Il y a quatre ans exactement, un gris mercredi de novembre, il me semblait que j'avais reçu quelque chose de très lourd sur la tête. J'étais comme étourdie, abasourdie, essayant de trouver du sens à un événement incompréhensible. Je regardais mon amie Paula qui titubait de rage et de désespoir, anéantie par le choc, plus que moi encore parce qu'elle était beaucoup plus impliquée et militante. Tout autour de nous, le Tenessee était en liesse: les Américains venaient de réélire Bush et Memphis se rengorgeait. Jamais je n'ai autant détesté les jolies têtes vides des élèves de cette école, qui roucoulaient de joie sans avoir la moindre idée des enjeux politiques d'une telle décision.

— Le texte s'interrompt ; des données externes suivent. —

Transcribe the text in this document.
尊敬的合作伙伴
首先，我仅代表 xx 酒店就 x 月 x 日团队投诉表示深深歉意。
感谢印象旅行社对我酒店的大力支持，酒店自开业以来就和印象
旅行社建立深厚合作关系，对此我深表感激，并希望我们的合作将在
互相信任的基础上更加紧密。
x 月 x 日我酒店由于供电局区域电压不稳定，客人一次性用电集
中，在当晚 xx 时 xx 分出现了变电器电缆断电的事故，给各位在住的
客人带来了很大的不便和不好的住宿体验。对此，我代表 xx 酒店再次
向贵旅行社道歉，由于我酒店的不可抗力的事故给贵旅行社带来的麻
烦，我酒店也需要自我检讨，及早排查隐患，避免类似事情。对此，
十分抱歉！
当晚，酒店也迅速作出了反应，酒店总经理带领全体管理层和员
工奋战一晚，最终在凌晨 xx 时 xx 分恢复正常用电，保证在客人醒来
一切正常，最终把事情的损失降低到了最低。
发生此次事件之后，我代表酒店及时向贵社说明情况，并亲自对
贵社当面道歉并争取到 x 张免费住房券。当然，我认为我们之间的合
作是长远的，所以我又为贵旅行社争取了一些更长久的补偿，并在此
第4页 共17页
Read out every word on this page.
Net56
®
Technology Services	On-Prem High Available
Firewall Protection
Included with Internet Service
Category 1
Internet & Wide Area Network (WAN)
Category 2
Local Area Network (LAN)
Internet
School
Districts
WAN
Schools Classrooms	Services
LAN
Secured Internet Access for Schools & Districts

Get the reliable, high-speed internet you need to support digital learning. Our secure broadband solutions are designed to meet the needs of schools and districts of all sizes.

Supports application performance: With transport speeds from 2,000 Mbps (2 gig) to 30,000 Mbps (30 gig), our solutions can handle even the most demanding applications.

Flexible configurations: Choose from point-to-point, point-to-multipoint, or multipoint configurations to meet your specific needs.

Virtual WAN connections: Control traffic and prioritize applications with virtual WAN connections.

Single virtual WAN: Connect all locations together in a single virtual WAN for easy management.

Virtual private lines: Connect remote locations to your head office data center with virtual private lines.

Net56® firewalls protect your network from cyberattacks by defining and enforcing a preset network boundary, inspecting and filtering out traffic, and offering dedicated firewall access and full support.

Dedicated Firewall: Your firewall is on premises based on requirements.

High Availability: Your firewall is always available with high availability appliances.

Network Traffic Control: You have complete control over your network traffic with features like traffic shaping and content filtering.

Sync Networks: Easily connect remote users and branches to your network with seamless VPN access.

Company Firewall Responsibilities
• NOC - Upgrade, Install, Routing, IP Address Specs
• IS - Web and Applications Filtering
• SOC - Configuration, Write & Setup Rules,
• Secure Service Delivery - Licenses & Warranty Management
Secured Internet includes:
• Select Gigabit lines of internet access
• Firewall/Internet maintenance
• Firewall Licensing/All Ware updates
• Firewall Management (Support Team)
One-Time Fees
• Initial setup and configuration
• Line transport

Quatre ans plus tard, j'ai du mal à croire que l'impossible s'est réalisé, que ce à quoi nous n'osions croire a trouvé une forme et une place dans la réalité: Barack Obama a été élu président des Etats-Unis. Dans ma petite ville du New Jersey, à forte majorité démocrate, l'ambiance est à la fête. Hier, les élèves ont voté, et Obama l'a emporté, aussi bien au collège qu'au lycée. Aujourd'hui, pas d'euphorie ni d'exultation comme à Memphis, mais de grands sourires.
"A quelle heure tu t'es couché?
- Ah, j'ai attendu la fin du discours.
- Moi, après Ohio, je savais que c'était gagné, alors je suis allé dormir."
On a envie de croire que le plus dur est passé.
Hardly: ça ne fait que commencer. Let's get to work!